A la suite du vol de données dont elle a été victime, la BCGE a choisi de porter plainte. Contactée vendredi, la banque n’a pas souhaité en dire plus, réservant ses «explications précises aux clients qui auraient encore des questions». Le Ministère public genevois, quant à lui, confirme avoir «ouvert une enquête pour utilisation frauduleuse d’un ordinateur».

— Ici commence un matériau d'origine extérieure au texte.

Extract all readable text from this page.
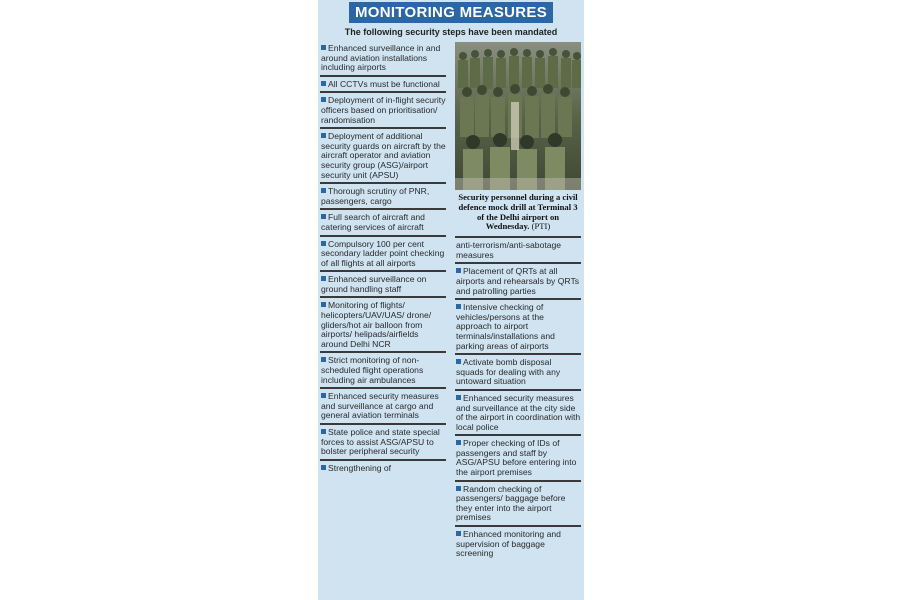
MONITORING MEASURES
The following security steps have been mandated
Enhanced surveillance in and around aviation installations including airports
All CCTVs must be functional
Deployment of in-flight security officers based on prioritisation/ randomisation
Deployment of additional security guards on aircraft by the aircraft operator and aviation security group (ASG)/airport security unit (APSU)
Thorough scrutiny of PNR, passengers, cargo
Full search of aircraft and catering services of aircraft
Compulsory 100 per cent secondary ladder point checking of all flights at all airports
Enhanced surveillance on ground handling staff
Monitoring of flights/ helicopters/UAV/UAS/ drone/ gliders/hot air balloon from airports/ helipads/airfields around Delhi NCR
Strict monitoring of non-scheduled flight operations including air ambulances
Enhanced security measures and surveillance at cargo and general aviation terminals
State police and state special forces to assist ASG/APSU to bolster peripheral security
Strengthening of
Security personnel during a civil defence mock drill at Terminal 3 of the Delhi airport on Wednesday. (PTI)
anti-terrorism/anti-sabotage measures
Placement of QRTs at all airports and rehearsals by QRTs and patrolling parties
Intensive checking of vehicles/persons at the approach to airport terminals/installations and parking areas of airports
Activate bomb disposal squads for dealing with any untoward situation
Enhanced security measures and surveillance at the city side of the airport in coordination with local police
Proper checking of IDs of passengers and staff by ASG/APSU before entering into the airport premises
Random checking of passengers/ baggage before they enter into the airport premises
Enhanced monitoring and supervision of baggage screening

Plaignante, mais pas seulement. «La BCGE s’expose à des sanctions pénales parce qu’elle pourrait être accusée d’avoir violé par négligence son devoir de discrétion, plus généralement connu comme le secret bancaire», estime ainsi François Charlet, juriste spécialisé en droit des technologies. «Si les autorités ouvrent une enquête, celle-ci dira si la banque a pris les mesures nécessaires», poursuit-il.

La Finma s’en mêle aussi

L’Autorité fédérale de surveillance des marchés financiers (Finma) confirme elle aussi être en contact avec la BCGE. Elle explique «suivre l’affaire» et vouloir «comprendre ce qui est arrivé». Sans autre commentaire. «La BCGE risque théoriquement une amende de la part de la Finma s’il est démontré qu’elle a manqué à ses obligations – ce qu’elle conteste –, explique l’avocat Sébastien Fanti. Amende qui, «dans des cas très graves, comme la divulgation ou la perte massive de données, peut atteindre plusieurs dizaines de milliers de francs [ndlr: on évoque 88 000 francs dans le cas HSBC] tout au plus», explique-t-il.